Pass the token in the Authorization header:
Authorization: Bearer YOUR_API_KEY
headers
type:object
model
type:enum
TTS model to use for this session
Available options: s1
Start TTS Session
type:object
Initiates a TTS streaming session with configuration.
This must be the first message sent after connecting. It contains all the
configuration for voice, audio format, and generation parameters.
Send Text Chunk
type:object
Sends a chunk of text for synthesis.
You can send multiple TextEvent messages in sequence. The server will buffer
and synthesize text according to the chunk_length parameter from StartEvent.
Flush Buffered Text
type:object
Forces immediate synthesis of all buffered text.
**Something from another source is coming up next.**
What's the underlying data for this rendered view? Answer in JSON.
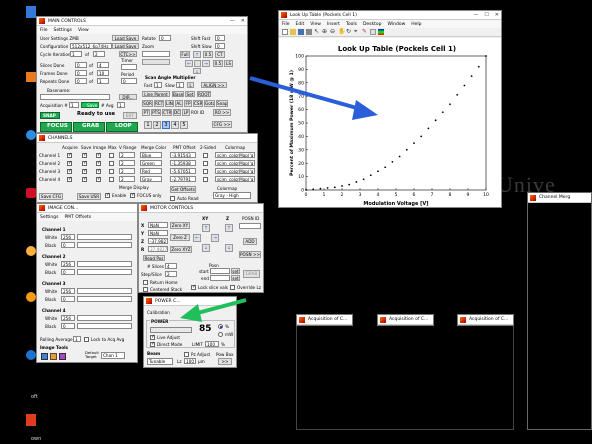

Use this when you want audio generated immediately without waiting for more
text or for the buffer to fill up. Useful for ensuring low latency in
interactive applications.
End TTS Session
type:object
Signals the end of the text stream.
After sending this event, the server will finish synthesizing any remaining
buffered text and send a FinishEvent before closing the connection.
Audio Chunk
type:object
Contains generated audio bytes.
You will receive multiple AudioEvent messages as audio is generated. Each
message contains a chunk of audio in the format you specified. Concatenate
all chunks to get the complete audio.
Session Complete
type:object
Signals that the TTS session has completed.
If reason='stop', synthesis completed successfully
If reason='error', an error occurred (client should handle gracefully)
The WebSocket connection will close after this event.